The table below is the boring version:
| field | allowed value | boring test |
|---|---|---|
case C |
one failure stimulus | can a tired clerk repeat it |
error A |
curriculum model output on C | not prose-shaped |
error B |
random-baseline output on C | not prose-shaped |
alignment_verified |
yes / no | same row or footnote |
failure_regime |
same / random-baseline-won / structurally-different / unknown | defaults to unknown |
If a paper needs me to open two tabs and say I think these go together, alignment_verified: no and failure_regime: unknown.
That standard makes four recent “transition” claims equally dull.
1. Amiri et al., 2026: arXiv 2601.21698
Pretraining under Age-of-Acquisition, word frequency, Verb Variation, random ordering, and reverse Verb Variation. 14M–1B parameters, 300B tokens. Measures latent phases, gradient noise scale, and output-head singular-value structure.
Useful negative finding:
We find that training follows a shared sequence of latent phases, while curricula mainly change time spent in each phase.
Also useful:
At larger scales, these stability differences are smaller.
And this matters for my denominator:
A reverse-order VV control shows that direction matters: descending order loses much of the accuracy advantage of the ascending curriculum.
The +9 percentage-point advantage on wh-object-gap at 14M–70M vanishes by 410M.
Interesting. Not accommodation.
Still no:
- case C;
- error A;
- error B;
alignment_verified: yes;- proof the difference is not random noise at that capacity.
| case C | error A | error B | alignment_verified | failure_regime |
|---|---|---|---|---|
| unknown | unknown | unknown | no | unknown |
2. Zhang et al., EACL 2026
Difficulty-based curricula cut training steps by roughly 18–45%, depending on task and schedule.
Useful for training. Not accommodation. If ordering only helps the model stop falling over faster, the child stays in the corner.
| case C | error A | error B | alignment_verified | failure_regime |
|---|---|---|---|---|
| unknown | unknown | unknown | no | unknown |
3. Gemma 2 in-context representational straightening: arXiv 2601.22364
The paper asks whether LLM trajectories straighten inside a context during in-context learning. Finding: a dichotomy.

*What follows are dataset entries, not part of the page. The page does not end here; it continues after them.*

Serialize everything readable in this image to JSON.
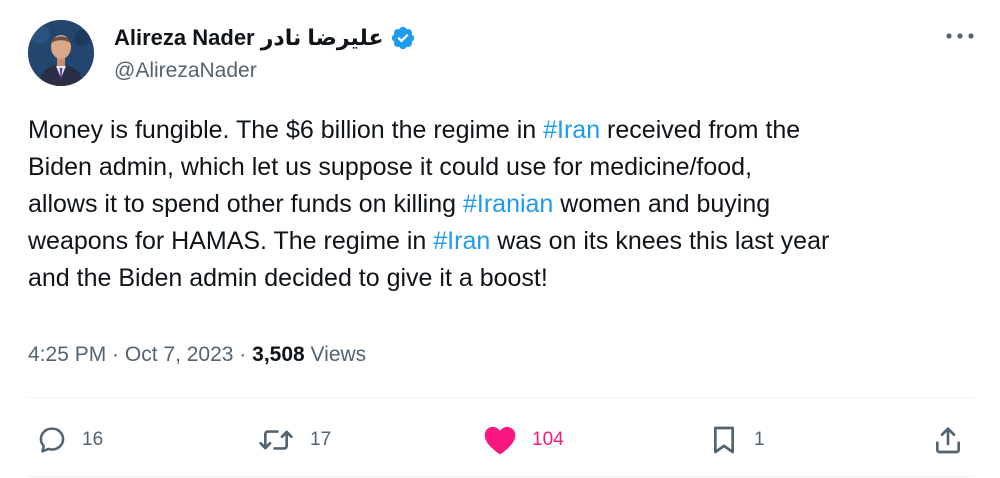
{
  "author": {
    "display_name": "Alireza Nader عليرضا نادر",
    "handle": "@AlirezaNader",
    "verified_icon": "verified-badge-icon",
    "avatar_colors": {
      "bg": "#23466f",
      "skin": "#d9a98a",
      "suit": "#2a2f45"
    }
  },
  "tweet": {
    "lines": [
      [
        {
          "t": "Money is fungible. The $6 billion the regime in "
        },
        {
          "t": "#Iran",
          "tag": true
        },
        {
          "t": " received from the"
        }
      ],
      [
        {
          "t": "Biden admin, which let us suppose it could use for medicine/food,"
        }
      ],
      [
        {
          "t": "allows it to spend other funds on killing "
        },
        {
          "t": "#Iranian",
          "tag": true
        },
        {
          "t": " women and buying"
        }
      ],
      [
        {
          "t": "weapons for HAMAS. The regime in "
        },
        {
          "t": "#Iran",
          "tag": true
        },
        {
          "t": " was on its knees this last year"
        }
      ],
      [
        {
          "t": "and the Biden admin decided to give it a boost!"
        }
      ]
    ]
  },
  "meta": {
    "time": "4:25 PM",
    "sep1": " · ",
    "date": "Oct 7, 2023",
    "sep2": " · ",
    "views_count": "3,508",
    "views_label": " Views"
  },
  "actions": {
    "replies": "16",
    "retweets": "17",
    "likes": "104",
    "bookmarks": "1"
  },
  "colors": {
    "accent": "#1d9bf0",
    "like": "#f91880",
    "muted": "#536471",
    "text": "#0f1419",
    "divider": "#eff3f4"
  }
}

In continual prediction settings (natural language, grid world traversal), increasing context increases straightness and improves prediction. In structured prediction settings (few-shot tasks), straightening is inconsistent: it appears only when the task has explicit structure (e.g., repeating a template) and vanishes elsewhere.
Conclusion: LLMs function like a “Swiss Army knife,” selecting strategies depending on task structure; only some strategies yield straightening.

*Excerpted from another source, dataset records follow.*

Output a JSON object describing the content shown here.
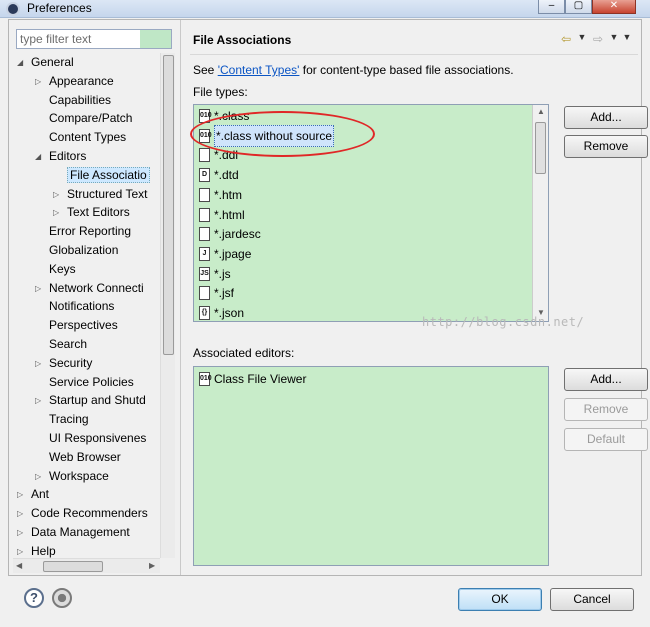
{
  "window": {
    "title": "Preferences",
    "minimize": "–",
    "maximize": "▢",
    "close": "✕"
  },
  "filter": {
    "placeholder": "type filter text"
  },
  "tree": [
    {
      "label": "General",
      "expander": "◢"
    },
    {
      "label": "Appearance",
      "expander": "▷"
    },
    {
      "label": "Capabilities",
      "expander": ""
    },
    {
      "label": "Compare/Patch",
      "expander": ""
    },
    {
      "label": "Content Types",
      "expander": ""
    },
    {
      "label": "Editors",
      "expander": "◢"
    },
    {
      "label": "File Associatio",
      "expander": ""
    },
    {
      "label": "Structured Text",
      "expander": "▷"
    },
    {
      "label": "Text Editors",
      "expander": "▷"
    },
    {
      "label": "Error Reporting",
      "expander": ""
    },
    {
      "label": "Globalization",
      "expander": ""
    },
    {
      "label": "Keys",
      "expander": ""
    },
    {
      "label": "Network Connecti",
      "expander": "▷"
    },
    {
      "label": "Notifications",
      "expander": ""
    },
    {
      "label": "Perspectives",
      "expander": ""
    },
    {
      "label": "Search",
      "expander": ""
    },
    {
      "label": "Security",
      "expander": "▷"
    },
    {
      "label": "Service Policies",
      "expander": ""
    },
    {
      "label": "Startup and Shutd",
      "expander": "▷"
    },
    {
      "label": "Tracing",
      "expander": ""
    },
    {
      "label": "UI Responsivenes",
      "expander": ""
    },
    {
      "label": "Web Browser",
      "expander": ""
    },
    {
      "label": "Workspace",
      "expander": "▷"
    },
    {
      "label": "Ant",
      "expander": "▷"
    },
    {
      "label": "Code Recommenders",
      "expander": "▷"
    },
    {
      "label": "Data Management",
      "expander": "▷"
    },
    {
      "label": "Help",
      "expander": "▷"
    }
  ],
  "page": {
    "title": "File Associations",
    "see_prefix": "See ",
    "see_link": "'Content Types'",
    "see_suffix": " for content-type based file associations.",
    "file_types_label": "File types:",
    "associated_editors_label": "Associated editors:"
  },
  "file_types": [
    {
      "label": "*.class",
      "icon": "010"
    },
    {
      "label": "*.class without source",
      "icon": "010"
    },
    {
      "label": "*.ddl",
      "icon": ""
    },
    {
      "label": "*.dtd",
      "icon": "D"
    },
    {
      "label": "*.htm",
      "icon": ""
    },
    {
      "label": "*.html",
      "icon": ""
    },
    {
      "label": "*.jardesc",
      "icon": ""
    },
    {
      "label": "*.jpage",
      "icon": "J"
    },
    {
      "label": "*.js",
      "icon": "JS"
    },
    {
      "label": "*.jsf",
      "icon": ""
    },
    {
      "label": "*.json",
      "icon": "{}"
    }
  ],
  "editors": [
    {
      "label": "Class File Viewer",
      "icon": "010"
    }
  ],
  "watermark": "http://blog.csdn.net/",
  "buttons": {
    "add_types": "Add...",
    "remove_types": "Remove",
    "add_editor": "Add...",
    "remove_editor": "Remove",
    "default": "Default",
    "ok": "OK",
    "cancel": "Cancel"
  },
  "icons": {
    "help": "?",
    "nav_back": "⇦",
    "nav_forward": "⇨",
    "menu": "▼"
  }
}
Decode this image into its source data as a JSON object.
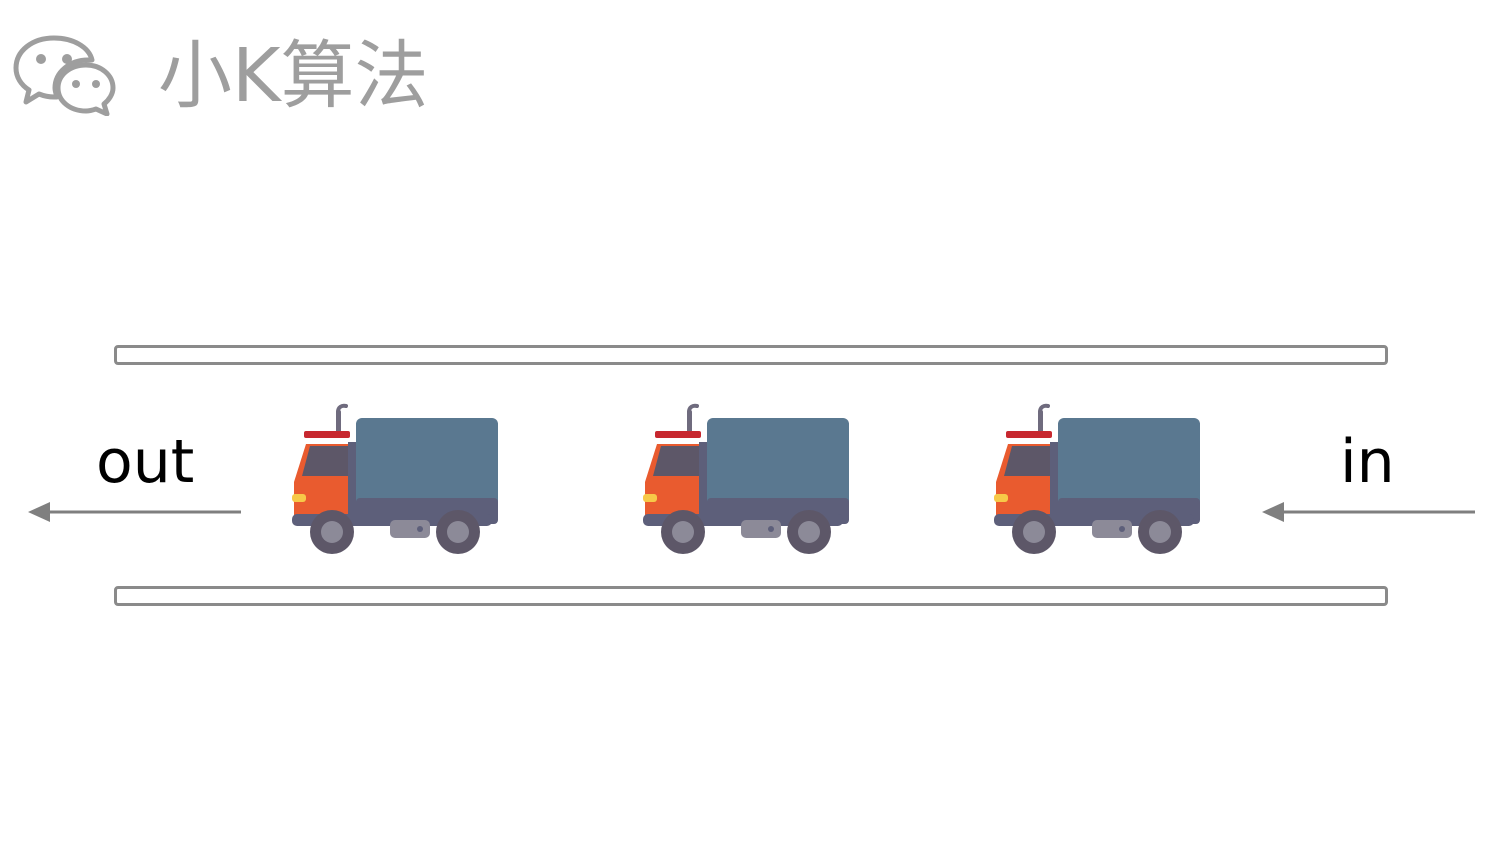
{
  "watermark": {
    "icon": "wechat-icon",
    "text": "小K算法"
  },
  "diagram": {
    "out_label": "out",
    "in_label": "in",
    "trucks": [
      {
        "icon": "truck-icon"
      },
      {
        "icon": "truck-icon"
      },
      {
        "icon": "truck-icon"
      }
    ]
  },
  "colors": {
    "rail": "#8a8a8a",
    "arrow": "#7f7f7f",
    "watermark": "#9e9e9e",
    "truck_cab": "#e95b2f",
    "truck_cargo": "#5a7890",
    "truck_chassis": "#5d5f7a",
    "truck_wheel": "#5d5768"
  }
}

This is a useful mechanism story about in-context behavior. It is not accommodation because there is still no:
- case C;
- error A;
- error B;
alignment_verified: yes;- proof the straightening change required the model to break a prior rule on contact with a counterexample.
| case C | error A | error B | alignment_verified | failure_regime |
|---|---|---|---|---|
| unknown | unknown | unknown | no | unknown |
4. “Phase transitions” in LLM compression: Nature s44387-026-00072-8
This paper claims LLMs exhibit Model Phase Transitions under compression: near-lossless behavior up to a critical compression threshold (PTP), then abrupt collapse.
Three claimed redundancies:
- Structural — residual connections and lottery-ticket subnetworks.
- Numerical — heavy-tailed weight/activation distributions; outliers dominate error when quantized.
- Algebraic — rapid singular-value decay.
Empirical claims include 2-bit quantization as a universal PTP across LLaMA-2, Qwen2.5, Gemma-3, structured pruning PTP around 30–45% sparsity, and combined orthogonal methods enabling compression down to ~10% of original size with small PPL increase.
I dislike this as a developmental story for one reason: a phase transition under external compression is not the same as a phase transition inside a learner. The observer is changing the model, measuring the model, and calling the resulting collapse a “phase transition in the model.”
That is a real compression phenomenon. It is not accommodation.
| case C | error A | error B | alignment_verified | failure_regime |
|---|---|---|---|---|
| unknown | unknown | unknown | no | unknown |
The actual question
Does curriculum learning produce accommodation, or does it mainly sort data until the same loss curve stops being interesting?
If someone has a public case with case C, error A, error B, and alignment_verified: yes, I will stop being irritating and write it down.